How Smoking May Damage Motor Neurons
ALS destroys motor neurons, the nerve cells that control voluntary muscle movement. Cigarette smoke contains thousands of chemicals, and several of them can plausibly harm these cells through overlapping pathways.
The most studied mechanism is oxidative stress. Your cells constantly produce reactive molecules called free radicals as a byproduct of normal energy production. Normally, your body’s antioxidant defenses keep them in check. Tobacco smoke floods the body with additional free radicals, tipping the balance. When that happens, the excess radicals damage the fatty membranes surrounding neurons, degrade proteins, and corrupt DNA. Over time, this triggers inflammation and can cause cells to self-destruct.
This kind of damage also promotes abnormal protein clumping inside nerve cells, a hallmark of several neurodegenerative diseases including ALS. Formaldehyde, a known neurotoxin present in cigarette smoke, has been independently linked to ALS risk in occupational studies. Heavy metals like lead and cadmium, also found in tobacco smoke, can accumulate in the nervous system and compound the oxidative damage.
Smoking and ALS Prognosis
For people already diagnosed with ALS, smoking history appears to influence how quickly the disease progresses. A population-based study in China found that current smokers with 20 or more pack-years of exposure had a median survival of about 64 months, compared to roughly 81 months for current smokers with lighter histories. That’s a difference of more than 17 months.

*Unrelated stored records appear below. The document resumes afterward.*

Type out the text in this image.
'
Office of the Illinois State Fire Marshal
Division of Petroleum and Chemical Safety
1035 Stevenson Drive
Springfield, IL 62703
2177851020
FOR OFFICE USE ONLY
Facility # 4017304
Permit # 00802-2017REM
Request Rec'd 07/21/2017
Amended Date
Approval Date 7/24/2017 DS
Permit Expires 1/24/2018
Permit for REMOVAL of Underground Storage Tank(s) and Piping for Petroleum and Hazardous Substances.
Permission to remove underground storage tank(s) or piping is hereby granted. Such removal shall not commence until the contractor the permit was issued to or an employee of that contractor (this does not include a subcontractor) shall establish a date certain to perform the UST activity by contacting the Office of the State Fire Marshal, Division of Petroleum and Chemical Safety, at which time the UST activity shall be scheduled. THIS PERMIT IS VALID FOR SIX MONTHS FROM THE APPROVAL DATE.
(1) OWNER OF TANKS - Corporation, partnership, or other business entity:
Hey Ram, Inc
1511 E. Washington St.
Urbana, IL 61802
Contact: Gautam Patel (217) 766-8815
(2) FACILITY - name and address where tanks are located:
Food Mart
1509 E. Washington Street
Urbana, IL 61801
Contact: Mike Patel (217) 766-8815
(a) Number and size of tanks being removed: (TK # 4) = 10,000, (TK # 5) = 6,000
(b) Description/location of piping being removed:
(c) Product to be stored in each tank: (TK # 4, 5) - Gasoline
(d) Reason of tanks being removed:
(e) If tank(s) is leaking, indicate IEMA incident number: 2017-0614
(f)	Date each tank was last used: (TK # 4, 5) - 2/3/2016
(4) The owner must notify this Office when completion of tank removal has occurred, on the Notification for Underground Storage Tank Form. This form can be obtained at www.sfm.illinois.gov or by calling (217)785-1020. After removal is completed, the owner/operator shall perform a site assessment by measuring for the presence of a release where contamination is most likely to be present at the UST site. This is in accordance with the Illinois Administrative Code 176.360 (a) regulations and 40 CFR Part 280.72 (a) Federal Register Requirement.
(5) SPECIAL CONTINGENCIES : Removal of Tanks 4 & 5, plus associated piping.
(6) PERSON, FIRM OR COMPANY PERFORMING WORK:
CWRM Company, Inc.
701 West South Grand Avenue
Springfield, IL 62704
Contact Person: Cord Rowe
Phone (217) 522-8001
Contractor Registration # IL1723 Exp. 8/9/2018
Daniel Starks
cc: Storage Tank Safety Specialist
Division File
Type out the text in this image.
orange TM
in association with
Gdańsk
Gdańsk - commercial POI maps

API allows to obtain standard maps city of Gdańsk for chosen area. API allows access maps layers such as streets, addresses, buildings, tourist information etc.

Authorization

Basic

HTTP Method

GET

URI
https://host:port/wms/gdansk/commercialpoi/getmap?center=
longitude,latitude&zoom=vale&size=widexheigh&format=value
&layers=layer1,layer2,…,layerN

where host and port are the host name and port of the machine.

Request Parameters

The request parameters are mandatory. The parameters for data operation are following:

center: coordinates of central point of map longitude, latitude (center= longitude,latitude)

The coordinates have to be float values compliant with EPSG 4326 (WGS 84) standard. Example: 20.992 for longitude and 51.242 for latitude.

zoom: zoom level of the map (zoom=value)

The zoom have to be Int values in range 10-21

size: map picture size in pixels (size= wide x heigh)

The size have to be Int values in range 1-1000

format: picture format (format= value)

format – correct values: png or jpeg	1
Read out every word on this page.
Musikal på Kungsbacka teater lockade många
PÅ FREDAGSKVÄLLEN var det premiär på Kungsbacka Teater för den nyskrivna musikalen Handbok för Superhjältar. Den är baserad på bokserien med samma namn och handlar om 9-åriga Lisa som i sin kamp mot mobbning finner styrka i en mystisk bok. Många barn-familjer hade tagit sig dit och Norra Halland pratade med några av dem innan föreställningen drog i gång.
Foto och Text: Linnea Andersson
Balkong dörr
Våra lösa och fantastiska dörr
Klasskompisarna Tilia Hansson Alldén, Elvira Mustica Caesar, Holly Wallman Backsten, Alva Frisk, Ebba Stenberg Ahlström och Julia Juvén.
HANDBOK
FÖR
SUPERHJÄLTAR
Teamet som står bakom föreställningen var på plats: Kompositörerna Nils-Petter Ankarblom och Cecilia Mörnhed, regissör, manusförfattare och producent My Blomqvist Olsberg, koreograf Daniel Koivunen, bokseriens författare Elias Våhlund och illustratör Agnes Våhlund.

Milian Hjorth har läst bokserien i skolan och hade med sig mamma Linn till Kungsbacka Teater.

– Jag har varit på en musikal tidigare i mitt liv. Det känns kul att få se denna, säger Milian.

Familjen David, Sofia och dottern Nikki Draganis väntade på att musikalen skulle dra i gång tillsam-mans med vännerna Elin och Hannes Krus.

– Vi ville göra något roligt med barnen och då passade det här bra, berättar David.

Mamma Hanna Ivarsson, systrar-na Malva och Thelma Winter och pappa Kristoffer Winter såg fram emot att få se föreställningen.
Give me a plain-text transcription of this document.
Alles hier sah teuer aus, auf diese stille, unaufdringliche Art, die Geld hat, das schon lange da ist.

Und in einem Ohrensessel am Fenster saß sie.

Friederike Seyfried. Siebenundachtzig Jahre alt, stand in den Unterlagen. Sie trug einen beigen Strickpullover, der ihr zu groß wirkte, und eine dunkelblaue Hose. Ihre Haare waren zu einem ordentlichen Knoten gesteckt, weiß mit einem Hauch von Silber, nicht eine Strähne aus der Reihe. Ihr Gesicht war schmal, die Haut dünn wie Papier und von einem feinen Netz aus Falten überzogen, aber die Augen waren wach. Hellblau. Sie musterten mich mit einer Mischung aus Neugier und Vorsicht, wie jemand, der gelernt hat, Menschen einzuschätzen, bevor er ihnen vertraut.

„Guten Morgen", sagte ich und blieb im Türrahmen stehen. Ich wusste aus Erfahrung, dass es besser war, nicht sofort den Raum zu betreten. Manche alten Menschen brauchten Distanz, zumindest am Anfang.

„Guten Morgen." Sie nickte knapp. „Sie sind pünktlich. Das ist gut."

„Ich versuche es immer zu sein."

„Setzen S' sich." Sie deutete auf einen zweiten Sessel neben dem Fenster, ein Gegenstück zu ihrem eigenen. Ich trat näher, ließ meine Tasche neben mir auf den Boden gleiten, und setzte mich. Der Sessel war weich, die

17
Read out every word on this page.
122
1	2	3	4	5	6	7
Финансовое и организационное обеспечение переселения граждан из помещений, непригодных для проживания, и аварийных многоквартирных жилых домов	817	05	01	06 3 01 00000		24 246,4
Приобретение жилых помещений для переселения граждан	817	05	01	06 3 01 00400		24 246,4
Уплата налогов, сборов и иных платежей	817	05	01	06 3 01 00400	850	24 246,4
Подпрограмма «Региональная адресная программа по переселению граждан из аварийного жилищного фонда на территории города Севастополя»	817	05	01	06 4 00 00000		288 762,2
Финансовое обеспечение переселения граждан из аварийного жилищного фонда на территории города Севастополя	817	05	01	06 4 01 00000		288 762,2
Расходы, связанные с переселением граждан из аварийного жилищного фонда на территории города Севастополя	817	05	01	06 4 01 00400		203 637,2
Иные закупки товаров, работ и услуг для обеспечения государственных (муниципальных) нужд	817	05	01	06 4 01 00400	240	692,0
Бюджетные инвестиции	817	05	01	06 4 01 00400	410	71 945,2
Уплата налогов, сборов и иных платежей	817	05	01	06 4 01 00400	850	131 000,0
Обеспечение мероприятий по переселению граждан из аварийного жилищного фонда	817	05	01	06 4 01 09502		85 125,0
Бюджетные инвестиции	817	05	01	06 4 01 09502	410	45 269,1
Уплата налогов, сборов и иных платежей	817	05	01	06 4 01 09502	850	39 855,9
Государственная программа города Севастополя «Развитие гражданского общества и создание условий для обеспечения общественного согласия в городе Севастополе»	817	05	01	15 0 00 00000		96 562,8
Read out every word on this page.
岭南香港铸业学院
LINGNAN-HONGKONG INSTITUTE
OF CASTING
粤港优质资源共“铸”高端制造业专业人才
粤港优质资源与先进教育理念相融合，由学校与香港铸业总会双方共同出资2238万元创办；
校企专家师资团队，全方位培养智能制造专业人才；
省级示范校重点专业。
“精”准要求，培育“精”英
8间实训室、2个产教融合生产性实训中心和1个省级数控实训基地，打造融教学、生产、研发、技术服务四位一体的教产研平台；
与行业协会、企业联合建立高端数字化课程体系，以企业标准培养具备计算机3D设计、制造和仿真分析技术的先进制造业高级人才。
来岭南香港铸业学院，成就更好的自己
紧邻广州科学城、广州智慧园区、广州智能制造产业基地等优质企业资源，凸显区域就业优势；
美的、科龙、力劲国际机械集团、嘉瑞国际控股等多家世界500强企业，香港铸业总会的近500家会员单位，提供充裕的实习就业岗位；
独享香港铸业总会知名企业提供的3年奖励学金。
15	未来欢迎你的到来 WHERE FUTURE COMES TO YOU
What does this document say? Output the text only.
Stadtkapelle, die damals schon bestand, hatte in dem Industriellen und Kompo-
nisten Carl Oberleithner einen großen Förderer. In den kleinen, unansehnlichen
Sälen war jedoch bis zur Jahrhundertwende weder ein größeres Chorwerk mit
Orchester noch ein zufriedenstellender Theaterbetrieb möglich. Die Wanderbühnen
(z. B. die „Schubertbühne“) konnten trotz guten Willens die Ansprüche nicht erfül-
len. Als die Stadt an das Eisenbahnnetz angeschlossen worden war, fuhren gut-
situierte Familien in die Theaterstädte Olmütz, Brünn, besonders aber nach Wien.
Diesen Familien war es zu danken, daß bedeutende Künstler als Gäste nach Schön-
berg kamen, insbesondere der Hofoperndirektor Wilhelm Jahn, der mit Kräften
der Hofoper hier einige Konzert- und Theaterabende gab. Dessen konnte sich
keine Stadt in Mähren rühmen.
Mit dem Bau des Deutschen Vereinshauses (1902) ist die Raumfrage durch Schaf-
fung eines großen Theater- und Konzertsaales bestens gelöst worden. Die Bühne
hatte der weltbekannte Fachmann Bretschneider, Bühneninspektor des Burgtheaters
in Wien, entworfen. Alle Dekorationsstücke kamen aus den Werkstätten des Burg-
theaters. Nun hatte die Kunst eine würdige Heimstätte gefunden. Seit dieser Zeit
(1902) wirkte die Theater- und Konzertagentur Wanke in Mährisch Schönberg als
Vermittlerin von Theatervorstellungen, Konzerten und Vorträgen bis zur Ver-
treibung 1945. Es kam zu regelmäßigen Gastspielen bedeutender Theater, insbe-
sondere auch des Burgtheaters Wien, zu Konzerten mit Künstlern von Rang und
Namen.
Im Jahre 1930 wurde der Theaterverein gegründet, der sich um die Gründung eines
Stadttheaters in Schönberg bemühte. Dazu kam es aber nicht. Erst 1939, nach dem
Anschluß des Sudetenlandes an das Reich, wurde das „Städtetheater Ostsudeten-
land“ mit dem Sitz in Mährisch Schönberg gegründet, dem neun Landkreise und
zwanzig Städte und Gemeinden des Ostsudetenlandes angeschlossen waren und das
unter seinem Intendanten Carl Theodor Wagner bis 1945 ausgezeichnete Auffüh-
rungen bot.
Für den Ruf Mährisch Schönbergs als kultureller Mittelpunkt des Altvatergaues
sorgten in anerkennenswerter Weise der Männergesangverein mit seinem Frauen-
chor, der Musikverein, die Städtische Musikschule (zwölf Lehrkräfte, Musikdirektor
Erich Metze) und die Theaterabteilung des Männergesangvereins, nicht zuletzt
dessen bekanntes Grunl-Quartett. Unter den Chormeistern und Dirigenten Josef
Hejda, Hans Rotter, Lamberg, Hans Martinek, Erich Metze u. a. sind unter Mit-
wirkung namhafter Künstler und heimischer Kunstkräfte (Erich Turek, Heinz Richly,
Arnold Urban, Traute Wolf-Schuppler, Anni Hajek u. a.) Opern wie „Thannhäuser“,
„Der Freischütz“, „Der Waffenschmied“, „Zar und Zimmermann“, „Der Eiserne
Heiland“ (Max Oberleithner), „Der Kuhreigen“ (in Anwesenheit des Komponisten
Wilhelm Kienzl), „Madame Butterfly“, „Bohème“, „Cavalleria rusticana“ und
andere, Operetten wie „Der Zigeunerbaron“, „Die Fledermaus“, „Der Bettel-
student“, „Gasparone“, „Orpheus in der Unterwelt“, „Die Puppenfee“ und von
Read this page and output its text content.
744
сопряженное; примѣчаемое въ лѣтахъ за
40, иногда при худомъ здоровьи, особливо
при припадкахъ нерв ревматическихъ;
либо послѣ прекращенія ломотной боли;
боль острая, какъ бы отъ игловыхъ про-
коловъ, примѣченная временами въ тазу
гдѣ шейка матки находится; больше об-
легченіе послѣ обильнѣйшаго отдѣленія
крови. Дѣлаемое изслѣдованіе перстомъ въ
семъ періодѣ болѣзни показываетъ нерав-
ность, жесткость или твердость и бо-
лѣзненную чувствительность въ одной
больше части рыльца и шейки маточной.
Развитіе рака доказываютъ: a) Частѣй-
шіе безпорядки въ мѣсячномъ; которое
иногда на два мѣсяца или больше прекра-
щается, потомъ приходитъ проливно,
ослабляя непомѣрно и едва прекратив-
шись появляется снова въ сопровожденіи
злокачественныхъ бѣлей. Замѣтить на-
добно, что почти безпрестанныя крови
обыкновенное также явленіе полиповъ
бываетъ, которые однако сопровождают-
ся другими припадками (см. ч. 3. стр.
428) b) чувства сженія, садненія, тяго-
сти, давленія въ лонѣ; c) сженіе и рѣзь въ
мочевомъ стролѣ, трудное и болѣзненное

Heavy smoking was also linked to faster functional decline. Patients with 20 or more pack-years lost physical abilities at a significantly faster rate, as measured by the standard scale doctors use to track ALS progression. Simply having smoked at some point, though, did not show a significant survival difference on its own. The intensity of the habit mattered more than the fact of having smoked.
Why Scientists Call It “Probable”
The ALS Association describes smoking as a probable risk factor, and that careful language reflects genuine uncertainty. There are a few reasons the science hasn’t fully closed the case.
First, ALS is rare enough that even large studies struggle to gather enough cases to detect small effects with confidence. Second, the dose-response relationship is inconsistent. A clear, linear increase in risk with more smoking would be more convincing, but the data shows a plateau or even a slight dip at the highest exposure levels. Third, unlike lung cancer, where the mechanism connecting smoke to DNA mutations in lung tissue is well mapped, the chain of events from cigarette smoke to motor neuron death is harder to trace in living humans.
That said, the overall pattern across dozens of studies points in the same direction. Smokers develop ALS more often than non-smokers, the association holds up after adjusting for age, sex, and other variables, and there are plausible biological reasons for it. Most researchers treat smoking as one piece of a larger puzzle of environmental exposures that can, in combination with genetic susceptibility, push someone toward the disease.
How Smoking Compares to Other ALS Risk Factors
ALS has no single dominant cause for most patients. About 5 to 10% of cases are familial, linked to inherited gene mutations. The remaining 90 to 95% are classified as sporadic, meaning they arise without a clear family history. For these cases, researchers believe the disease results from a combination of genetic vulnerability and environmental triggers accumulated over a lifetime.
Other environmental exposures studied alongside smoking include heavy metals, pesticides, head trauma, and intense physical activity. Among modifiable lifestyle factors, smoking has the most consistent body of evidence linking it to ALS risk. It is also the only one widely described as a probable risk factor by major ALS research organizations. That doesn’t mean it’s the strongest contributor in any individual case, but it is the one you have the most control over.